Generalized hydrodynamics in complete box-ball system for $U_q(\widehat{sl}_n)$

TL;DR

This paper introduces the complete box-ball system (cBBS), an integrable cellular automaton linked to quantum group $U_q( ext{sl}_n)$, and studies its non-equilibrium behavior using generalized hydrodynamics, showing strong theoretical and numerical agreement.

Contribution

The paper presents the cBBS with diagonal soliton scattering and applies generalized hydrodynamics to analyze its non-equilibrium dynamics.

Findings

Excellent agreement between theory and simulation on density plateaux.

Diagonal scattering simplifies analysis compared to conventional BBS.

Thermodynamic Bethe ansatz accurately predicts non-equilibrium behavior.

Abstract

We introduce the complete box-ball system (cBBS), which is an integrable cellular automaton on 1D lattice associated with the quantum group $U_q(\widehat{sl}_n)$. Compared with the conventional $(n-1)$-color BBS, it enjoys a remarkable simplification that scattering of solitons is totally diagonal.
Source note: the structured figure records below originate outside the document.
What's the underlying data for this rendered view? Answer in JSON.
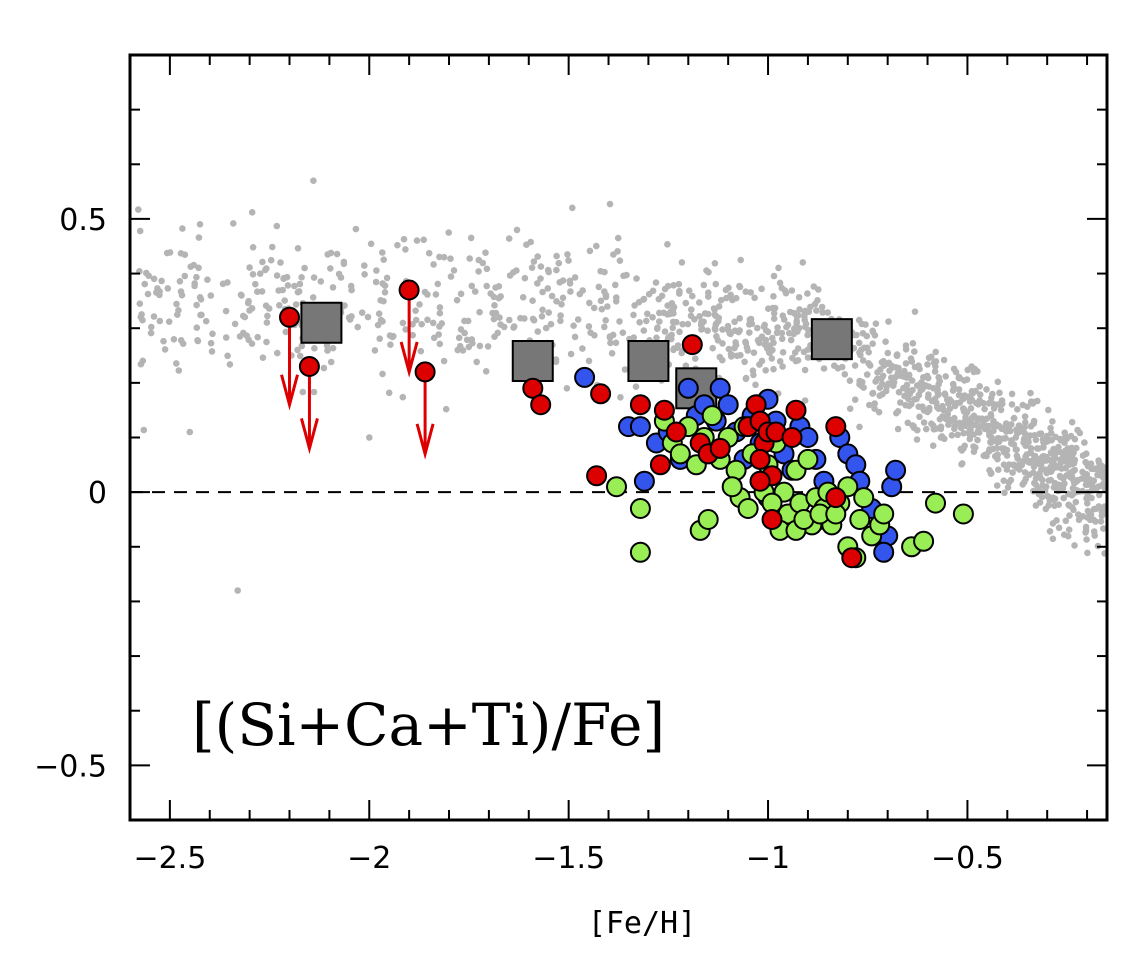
{
  "chart_data": {
    "type": "scatter",
    "title": "",
    "xlabel": "[Fe/H]",
    "ylabel": "",
    "annotation": "[(Si+Ca+Ti)/Fe]",
    "xlim": [
      -2.6,
      -0.15
    ],
    "ylim": [
      -0.6,
      0.8
    ],
    "xticks": [
      -2.5,
      -2,
      -1.5,
      -1,
      -0.5
    ],
    "xtick_labels": [
      "−2.5",
      "−2",
      "−1.5",
      "−1",
      "−0.5"
    ],
    "yticks": [
      -0.5,
      0,
      0.5
    ],
    "ytick_labels": [
      "−0.5",
      "0",
      "0.5"
    ],
    "reference_line_y": 0,
    "colors": {
      "background": "#b4b4b4",
      "red": "#dd0000",
      "blue": "#3355ee",
      "green": "#99ee55",
      "square": "#777777",
      "arrow": "#dd0000"
    },
    "series": [
      {
        "name": "background",
        "marker": "small-dot",
        "note": "dense grey field-star sample, points generated procedurally"
      },
      {
        "name": "upper-limits",
        "marker": "red-circle-with-arrow",
        "points": [
          {
            "x": -2.2,
            "y": 0.32,
            "arrow_to": 0.16
          },
          {
            "x": -2.15,
            "y": 0.23,
            "arrow_to": 0.08
          },
          {
            "x": -1.9,
            "y": 0.37,
            "arrow_to": 0.22
          },
          {
            "x": -1.86,
            "y": 0.22,
            "arrow_to": 0.07
          }
        ]
      },
      {
        "name": "squares",
        "marker": "grey-square",
        "points": [
          [
            -2.12,
            0.31
          ],
          [
            -1.59,
            0.24
          ],
          [
            -1.3,
            0.24
          ],
          [
            -1.18,
            0.19
          ],
          [
            -0.84,
            0.28
          ]
        ]
      },
      {
        "name": "red",
        "marker": "circle",
        "points": [
          [
            -1.59,
            0.19
          ],
          [
            -1.57,
            0.16
          ],
          [
            -1.42,
            0.18
          ],
          [
            -1.43,
            0.03
          ],
          [
            -1.32,
            0.16
          ],
          [
            -1.26,
            0.15
          ],
          [
            -1.27,
            0.05
          ],
          [
            -1.23,
            0.11
          ],
          [
            -1.19,
            0.27
          ],
          [
            -1.17,
            0.09
          ],
          [
            -1.15,
            0.07
          ],
          [
            -1.12,
            0.08
          ],
          [
            -1.05,
            0.12
          ],
          [
            -1.03,
            0.16
          ],
          [
            -1.02,
            0.13
          ],
          [
            -1.01,
            0.09
          ],
          [
            -1.0,
            0.11
          ],
          [
            -1.02,
            0.06
          ],
          [
            -0.99,
            0.03
          ],
          [
            -1.02,
            0.02
          ],
          [
            -0.98,
            0.11
          ],
          [
            -0.94,
            0.1
          ],
          [
            -0.93,
            0.15
          ],
          [
            -0.99,
            -0.05
          ],
          [
            -0.83,
            0.12
          ],
          [
            -0.83,
            -0.01
          ],
          [
            -0.79,
            -0.12
          ]
        ]
      },
      {
        "name": "blue",
        "marker": "circle",
        "points": [
          [
            -1.46,
            0.21
          ],
          [
            -1.35,
            0.12
          ],
          [
            -1.32,
            0.12
          ],
          [
            -1.31,
            0.02
          ],
          [
            -1.28,
            0.09
          ],
          [
            -1.25,
            0.11
          ],
          [
            -1.22,
            0.06
          ],
          [
            -1.2,
            0.19
          ],
          [
            -1.18,
            0.14
          ],
          [
            -1.16,
            0.16
          ],
          [
            -1.13,
            0.13
          ],
          [
            -1.12,
            0.19
          ],
          [
            -1.1,
            0.16
          ],
          [
            -1.08,
            0.11
          ],
          [
            -1.06,
            0.06
          ],
          [
            -1.04,
            0.14
          ],
          [
            -1.02,
            0.09
          ],
          [
            -1.0,
            0.17
          ],
          [
            -0.98,
            0.13
          ],
          [
            -0.96,
            0.07
          ],
          [
            -0.94,
            0.04
          ],
          [
            -0.92,
            0.12
          ],
          [
            -0.9,
            0.1
          ],
          [
            -0.88,
            0.06
          ],
          [
            -0.86,
            0.02
          ],
          [
            -0.82,
            0.1
          ],
          [
            -0.8,
            0.07
          ],
          [
            -0.78,
            0.05
          ],
          [
            -0.77,
            0.02
          ],
          [
            -0.74,
            -0.03
          ],
          [
            -0.72,
            -0.07
          ],
          [
            -0.7,
            -0.08
          ],
          [
            -0.69,
            0.01
          ],
          [
            -0.68,
            0.04
          ],
          [
            -0.71,
            -0.11
          ],
          [
            -1.0,
            -0.01
          ],
          [
            -0.87,
            -0.05
          ]
        ]
      },
      {
        "name": "green",
        "marker": "circle",
        "points": [
          [
            -1.38,
            0.01
          ],
          [
            -1.32,
            -0.03
          ],
          [
            -1.32,
            -0.11
          ],
          [
            -1.26,
            0.13
          ],
          [
            -1.24,
            0.09
          ],
          [
            -1.22,
            0.07
          ],
          [
            -1.2,
            0.12
          ],
          [
            -1.18,
            0.05
          ],
          [
            -1.16,
            0.1
          ],
          [
            -1.14,
            0.14
          ],
          [
            -1.12,
            0.06
          ],
          [
            -1.1,
            0.1
          ],
          [
            -1.08,
            0.04
          ],
          [
            -1.06,
            0.12
          ],
          [
            -1.04,
            0.07
          ],
          [
            -1.02,
            0.02
          ],
          [
            -1.0,
            0.05
          ],
          [
            -0.98,
            0.09
          ],
          [
            -0.96,
            0.0
          ],
          [
            -0.95,
            -0.04
          ],
          [
            -0.93,
            0.04
          ],
          [
            -0.92,
            -0.02
          ],
          [
            -0.9,
            0.06
          ],
          [
            -0.89,
            -0.06
          ],
          [
            -0.88,
            -0.01
          ],
          [
            -0.86,
            -0.03
          ],
          [
            -0.85,
            0.0
          ],
          [
            -0.84,
            -0.06
          ],
          [
            -0.82,
            -0.02
          ],
          [
            -0.8,
            0.01
          ],
          [
            -0.8,
            -0.1
          ],
          [
            -0.78,
            -0.12
          ],
          [
            -0.77,
            -0.05
          ],
          [
            -0.76,
            -0.01
          ],
          [
            -0.74,
            -0.08
          ],
          [
            -0.72,
            -0.06
          ],
          [
            -0.71,
            -0.04
          ],
          [
            -0.64,
            -0.1
          ],
          [
            -0.61,
            -0.09
          ],
          [
            -0.58,
            -0.02
          ],
          [
            -0.51,
            -0.04
          ],
          [
            -1.17,
            -0.07
          ],
          [
            -1.15,
            -0.05
          ],
          [
            -1.07,
            -0.01
          ],
          [
            -1.05,
            -0.03
          ],
          [
            -0.97,
            -0.07
          ],
          [
            -0.93,
            -0.07
          ],
          [
            -0.91,
            -0.05
          ],
          [
            -1.01,
            0.0
          ],
          [
            -1.09,
            0.01
          ],
          [
            -0.99,
            -0.02
          ],
          [
            -0.87,
            -0.04
          ],
          [
            -0.83,
            -0.04
          ]
        ]
      }
    ]
  }
}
We also submit the cBBS to randomized initial conditions and study its non-equilibrium behavior by thermodynamic Bethe ansatz and generalized hydrodynamics. Excellent agreement is demonstrated between theoretical predictions and numerical simulation on the density plateaux generated from domain wall initial conditions including their diffusive broadening.